Molecular Recognition by Clathrin Adaptors

网格蛋白适配器的分子识别

• 批准号: 7967359
• 负责人: James Hurley
• 金额: $ 28.82万
• 依托单位: NATIONAL INSTITUTE OF DIABETES AND DIGESTIVE AND KIDNEY DISEASES
• 依托单位国家: 美国
• 资助国家: 美国
• 起止时间: 至
• 项目状态: 未结题
• 来源: https://reporter.nih.gov/project-details/7967359
• 关键词: Adaptor Signaling Protein; Affinity; Binding; Binding Sites; Biological Assay; C-terminal; Cells; Clathrin; Clathrin Adaptors; Clathrin-Coated Vesicles; Complex; Endocytosis; Eukaryotic Cell; Family; Goals; Human; In Vitro; Integral Membrane Protein; Laboratories; Link; Measures; Membrane; N-terminal; Names; Pathway interactions; Play; Proteins; Role; Shapes; Signal Transduction; Sorting - Cell Movement; Structure; Vesicle; Yeasts; golgi associated, gamma adaptin homologous, ADP-ribosylation factor interacting protein; in vivo; member; molecular recognition; protein complex; receptor; scaffold

Molecular Recognition by Clathrin Adaptors The clathrin coat plays a ubiquitous and fundamental role in endocytosis and in endosomal sorting within the eukaryotic cell.
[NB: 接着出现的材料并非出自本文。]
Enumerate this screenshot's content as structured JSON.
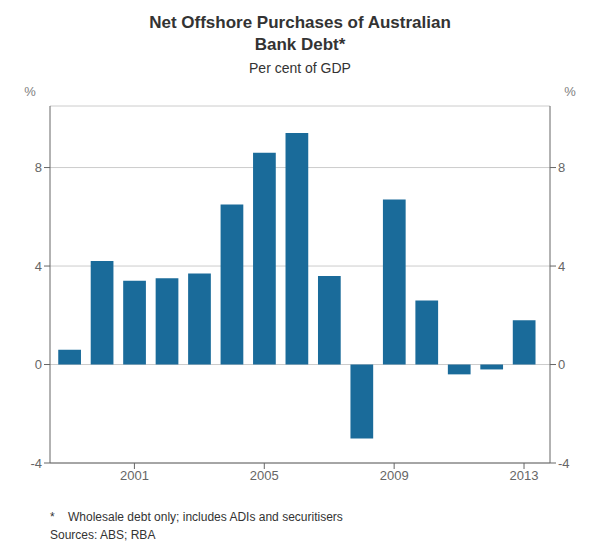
{
  "chart_data": {
    "type": "bar",
    "title": "Net Offshore Purchases of Australian\nBank Debt*",
    "subtitle": "Per cent of GDP",
    "x": [
      1999,
      2000,
      2001,
      2002,
      2003,
      2004,
      2005,
      2006,
      2007,
      2008,
      2009,
      2010,
      2011,
      2012,
      2013
    ],
    "values": [
      0.6,
      4.2,
      3.4,
      3.5,
      3.7,
      6.5,
      8.6,
      9.4,
      3.6,
      -3.0,
      6.7,
      2.6,
      -0.4,
      -0.2,
      1.8
    ],
    "color": "#1a6b9a",
    "xlim": [
      1998.4,
      2013.8
    ],
    "xticks": [
      2001,
      2005,
      2009,
      2013
    ],
    "ylim": [
      -4,
      10.5
    ],
    "yticks": [
      -4,
      0,
      4,
      8
    ],
    "y2lim": [
      -4,
      10.5
    ],
    "y2ticks": [
      -4,
      0,
      4,
      8
    ],
    "ylabel": "%",
    "y2label": "%",
    "grid": true,
    "annotations": [
      "*    Wholesale debt only; includes ADIs and securitisers",
      "Sources: ABS; RBA"
    ]
  }
}
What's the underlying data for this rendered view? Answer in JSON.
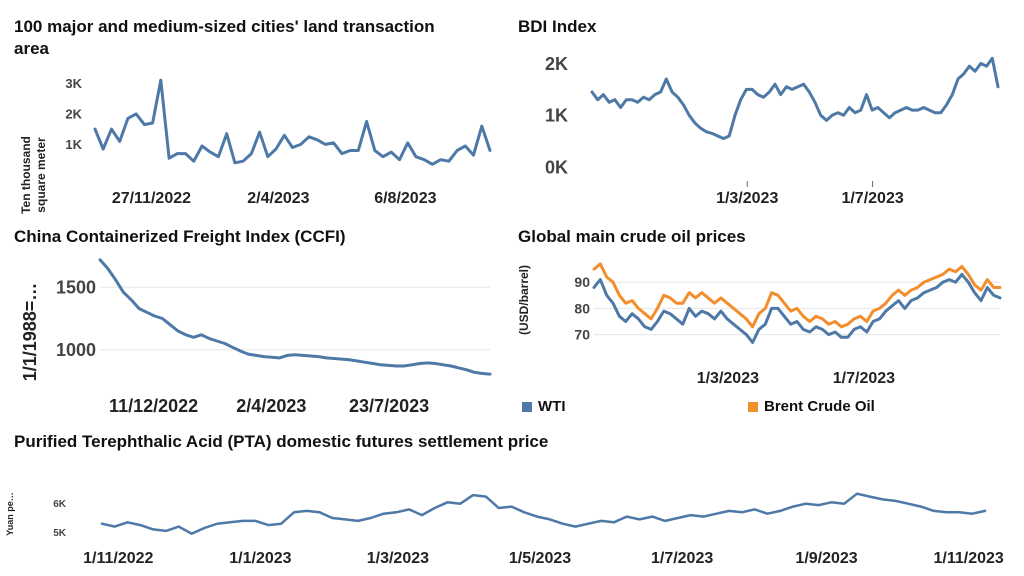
{
  "chart_data": [
    {
      "id": "land",
      "type": "line",
      "title": "100 major and medium-sized cities' land transaction area",
      "ylabel_line1": "Ten thousand",
      "ylabel_line2": "square meter",
      "ylim": [
        0,
        3500
      ],
      "yticks": [
        {
          "v": 1000,
          "label": "1K"
        },
        {
          "v": 2000,
          "label": "2K"
        },
        {
          "v": 3000,
          "label": "3K"
        }
      ],
      "x_start": "2022-10-02",
      "x_end": "2023-10-29",
      "xticks": [
        {
          "date": "2022-11-27",
          "label": "27/11/2022"
        },
        {
          "date": "2023-04-02",
          "label": "2/4/2023"
        },
        {
          "date": "2023-08-06",
          "label": "6/8/2023"
        }
      ],
      "color": "#4e79a7",
      "series": [
        {
          "values": [
            1500,
            850,
            1500,
            1100,
            1850,
            2000,
            1650,
            1700,
            3100,
            550,
            700,
            700,
            450,
            950,
            750,
            600,
            1350,
            400,
            450,
            700,
            1400,
            600,
            850,
            1300,
            900,
            1000,
            1250,
            1150,
            1000,
            1050,
            700,
            800,
            800,
            1750,
            800,
            600,
            750,
            500,
            1050,
            600,
            500,
            350,
            500,
            450,
            800,
            950,
            650,
            1600,
            800
          ]
        }
      ]
    },
    {
      "id": "bdi",
      "type": "line",
      "title": "BDI Index",
      "ylim": [
        0,
        2300
      ],
      "yticks": [
        {
          "v": 0,
          "label": "0K"
        },
        {
          "v": 1000,
          "label": "1K"
        },
        {
          "v": 2000,
          "label": "2K"
        }
      ],
      "x_start": "2022-10-01",
      "x_end": "2023-10-31",
      "xticks": [
        {
          "date": "2023-03-01",
          "label": "1/3/2023"
        },
        {
          "date": "2023-07-01",
          "label": "1/7/2023"
        }
      ],
      "color": "#4e79a7",
      "series": [
        {
          "values": [
            1450,
            1300,
            1400,
            1250,
            1300,
            1150,
            1300,
            1300,
            1250,
            1350,
            1300,
            1400,
            1450,
            1700,
            1450,
            1350,
            1200,
            1000,
            850,
            750,
            680,
            650,
            600,
            550,
            600,
            1000,
            1300,
            1500,
            1500,
            1400,
            1350,
            1450,
            1600,
            1400,
            1550,
            1500,
            1550,
            1600,
            1450,
            1250,
            1000,
            900,
            1000,
            1050,
            1000,
            1150,
            1050,
            1100,
            1400,
            1100,
            1150,
            1050,
            950,
            1050,
            1100,
            1150,
            1100,
            1100,
            1150,
            1100,
            1050,
            1050,
            1200,
            1400,
            1700,
            1800,
            1950,
            1850,
            2000,
            1950,
            2100,
            1550
          ]
        }
      ]
    },
    {
      "id": "ccfi",
      "type": "line",
      "title": "China Containerized Freight Index (CCFI)",
      "ylabel": "1/1/1988=…",
      "ylim": [
        750,
        1750
      ],
      "yticks": [
        {
          "v": 1000,
          "label": "1000"
        },
        {
          "v": 1500,
          "label": "1500"
        }
      ],
      "x_start": "2022-10-21",
      "x_end": "2023-10-27",
      "xticks": [
        {
          "date": "2022-12-11",
          "label": "11/12/2022"
        },
        {
          "date": "2023-04-02",
          "label": "2/4/2023"
        },
        {
          "date": "2023-07-23",
          "label": "23/7/2023"
        }
      ],
      "color": "#4e79a7",
      "series": [
        {
          "values": [
            1720,
            1650,
            1560,
            1460,
            1400,
            1330,
            1300,
            1270,
            1250,
            1200,
            1150,
            1120,
            1100,
            1120,
            1090,
            1070,
            1050,
            1020,
            990,
            965,
            955,
            945,
            940,
            935,
            955,
            960,
            955,
            950,
            945,
            935,
            930,
            925,
            920,
            910,
            900,
            890,
            880,
            875,
            870,
            870,
            880,
            890,
            895,
            890,
            880,
            870,
            855,
            840,
            820,
            810,
            805
          ]
        }
      ]
    },
    {
      "id": "oil",
      "type": "line",
      "title": "Global main crude oil prices",
      "ylabel": "(USD/barrel)",
      "ylim": [
        63,
        100
      ],
      "yticks": [
        {
          "v": 70,
          "label": "70"
        },
        {
          "v": 80,
          "label": "80"
        },
        {
          "v": 90,
          "label": "90"
        }
      ],
      "x_start": "2022-11-01",
      "x_end": "2023-10-31",
      "xticks": [
        {
          "date": "2023-03-01",
          "label": "1/3/2023"
        },
        {
          "date": "2023-07-01",
          "label": "1/7/2023"
        }
      ],
      "legend_position": "bottom",
      "series": [
        {
          "name": "WTI",
          "color": "#4e79a7",
          "values": [
            88,
            91,
            85,
            82,
            77,
            75,
            78,
            76,
            73,
            72,
            75,
            79,
            78,
            76,
            74,
            80,
            77,
            79,
            78,
            76,
            79,
            76,
            74,
            72,
            70,
            67,
            72,
            74,
            80,
            80,
            77,
            74,
            75,
            72,
            71,
            73,
            72,
            70,
            71,
            69,
            69,
            72,
            73,
            71,
            75,
            76,
            79,
            81,
            83,
            80,
            83,
            84,
            86,
            87,
            88,
            90,
            91,
            90,
            93,
            90,
            86,
            83,
            88,
            85,
            84
          ]
        },
        {
          "name": "Brent Crude Oil",
          "color": "#f28e2b",
          "values": [
            95,
            97,
            92,
            90,
            85,
            82,
            83,
            80,
            78,
            76,
            80,
            85,
            84,
            82,
            82,
            86,
            84,
            86,
            84,
            82,
            84,
            82,
            80,
            78,
            76,
            73,
            78,
            80,
            86,
            85,
            82,
            79,
            80,
            77,
            75,
            77,
            76,
            74,
            75,
            73,
            74,
            76,
            77,
            75,
            79,
            80,
            82,
            85,
            87,
            85,
            87,
            88,
            90,
            91,
            92,
            93,
            95,
            94,
            96,
            93,
            89,
            87,
            91,
            88,
            88
          ]
        }
      ]
    },
    {
      "id": "pta",
      "type": "line",
      "title": "Purified Terephthalic Acid (PTA) domestic futures settlement price",
      "ylabel": "Yuan pe…",
      "ylim": [
        4800,
        6900
      ],
      "yticks": [
        {
          "v": 5000,
          "label": "5K"
        },
        {
          "v": 6000,
          "label": "6K"
        }
      ],
      "x_start": "2022-10-25",
      "x_end": "2023-11-08",
      "xticks": [
        {
          "date": "2022-11-01",
          "label": "1/11/2022"
        },
        {
          "date": "2023-01-01",
          "label": "1/1/2023"
        },
        {
          "date": "2023-03-01",
          "label": "1/3/2023"
        },
        {
          "date": "2023-05-01",
          "label": "1/5/2023"
        },
        {
          "date": "2023-07-01",
          "label": "1/7/2023"
        },
        {
          "date": "2023-09-01",
          "label": "1/9/2023"
        },
        {
          "date": "2023-11-01",
          "label": "1/11/2023"
        }
      ],
      "color": "#4e79a7",
      "series": [
        {
          "values": [
            5300,
            5200,
            5350,
            5250,
            5100,
            5050,
            5200,
            4950,
            5150,
            5300,
            5350,
            5400,
            5400,
            5250,
            5300,
            5700,
            5750,
            5700,
            5500,
            5450,
            5400,
            5500,
            5650,
            5700,
            5800,
            5600,
            5850,
            6050,
            6000,
            6300,
            6250,
            5850,
            5900,
            5700,
            5550,
            5450,
            5300,
            5200,
            5300,
            5400,
            5350,
            5550,
            5450,
            5550,
            5400,
            5500,
            5600,
            5550,
            5650,
            5750,
            5700,
            5800,
            5650,
            5750,
            5900,
            6000,
            5950,
            6050,
            6000,
            6350,
            6250,
            6150,
            6100,
            6000,
            5900,
            5750,
            5700,
            5700,
            5650,
            5750
          ]
        }
      ]
    }
  ]
}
Clathrin forms a cage that surrounds cargo-bearing vesicles, but clathrin itself does not directly bind to cargo. Cargo is sorted into clathrin-coated vesicles by adaptor proteins that physically bridge cargo and clathrin. The best-known general purpose adaptors are the heterotetrameric adaptor protein complexes (AP complexes) and the multimodular GGA adaptor proteins. The overall goals of this project are 1) to identify the binding sites for cargo on adaptor proteins and measure their affinities quantitatively; 2) to determine the crystal structures of complexes between adaptors and soluble cargo fragments; and 3) to relate structure and function using mutational analysis. The subunits of the AP complexes and the GGAs define conserved structural domains that are also found in other endocytic proteins. In the past year, we collaborated with Beverly Wendland (JHU) to define the structures of the domains of the endocytic protein Syp1. Syp1 is proposed to be a founding member of the newly-named muniscin family of endocytic adaptors that is conserved from yeast to humans. Solving the structures of yeast muniscin domains confirmed the unique combination of an N-terminal domain homologous to the crescent-shaped membrane tubulating EFC/F-BAR domains and a C-terminal domain homologous to cargo-binding mu homology domains (muHD). In vitro and in vivo assays in the Wendland laboratory confirmed membrane tubulation activity for muniscin EFC/F-BAR domains. The mHD domain has conserved interactions with the endocytic adaptor/scaffold Ede1/eps15, which influences muniscin localization. A transmembrane protein previously implicated in polarized Rho1 signaling was identified as a cargo of the yeast adaptor protein. We propose that muniscins directly link cargo selection with vesicle formation, thereby regulating receptors that stimulate cell polarization pathways.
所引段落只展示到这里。